Szczerze? Zbyt wielu książek typowo science-fiction to ja w życiu nie przeczytałem i możliwe, że właśnie dlatego „Ja, robot” zrobił na mnie aż tak pozytywne wrażenie. Z jednej strony czuć, że jest to naprawdę bardzo stara literatura, ale z drugiej widać również niesamowicie wyważone podejście autora do kwestii słowa „science” w nazwie odmiany gatunkowej. Czuję w środku, że nawet w latach, w których powstał ten zbiór opowiadań, nikt nie czuł się przytłoczony jego zawartością.

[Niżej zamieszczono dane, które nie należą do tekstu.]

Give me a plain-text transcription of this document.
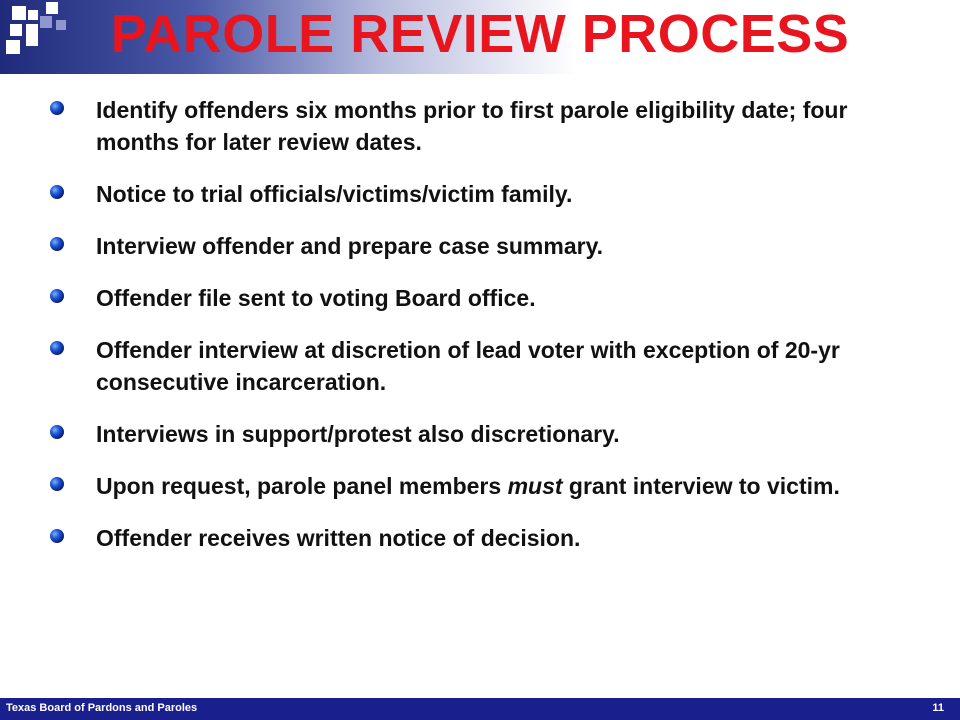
PAROLE REVIEW PROCESS
Identify offenders six months prior to first parole eligibility date; four months for later review dates.
Notice to trial officials/victims/victim family.
Interview offender and prepare case summary.
Offender file sent to voting Board office.
Offender interview at discretion of lead voter with exception of 20-yr consecutive incarceration.
Interviews in support/protest also discretionary.
Upon request, parole panel members must grant interview to victim.
Offender receives written notice of decision.
Texas Board of Pardons and Paroles	11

Wszystkie krótkie formy skupiają się wokół wprowadzenia w cały świat stworzony przez Isaaca Asimova. Przedstawiają niejako historię rozwoju robotyki na przestrzeni lat w opowieściach byłej pracownicy konsorcjum robotycznego, która miała bardzo dużo do powiedzenia w firmie. Przy okazji zachowana chronologia bardzo upłynnia opowieść i pokazuje, na czym opierają się główne założenia uniwersum. A zwłaszcza stworzone przez autora trzy Prawa Robotów Asimova.

„Spod zamarzniętych powiek” – Adam Bielecki, Dominik Szczepański

Format: Audiobook
Stron/długość: 7h 52m
Lektor: Filip Kosior

Historie opowiadające życie himalaistów najczęściej pojawiają się po ich śmierci. Adam Bielecki cały czas żyje (i niech żyje jak najdłużej!) i ma z pewnością jeszcze wiele do powiedzenia w kwestii wspinaczki wysokogórskiej! Jak do tej pory osiągnął jednak tak wiele, że warto nie tylko przybliżyć fragment jego życia, ale również się z nim zapoznać – a „Spod zamarzniętych powiem” robi to doskonale. Jest i młodość, i droga do szczytów, i źródło zamiłowania do wspinania, jak również nieco buntowniczego charakteru.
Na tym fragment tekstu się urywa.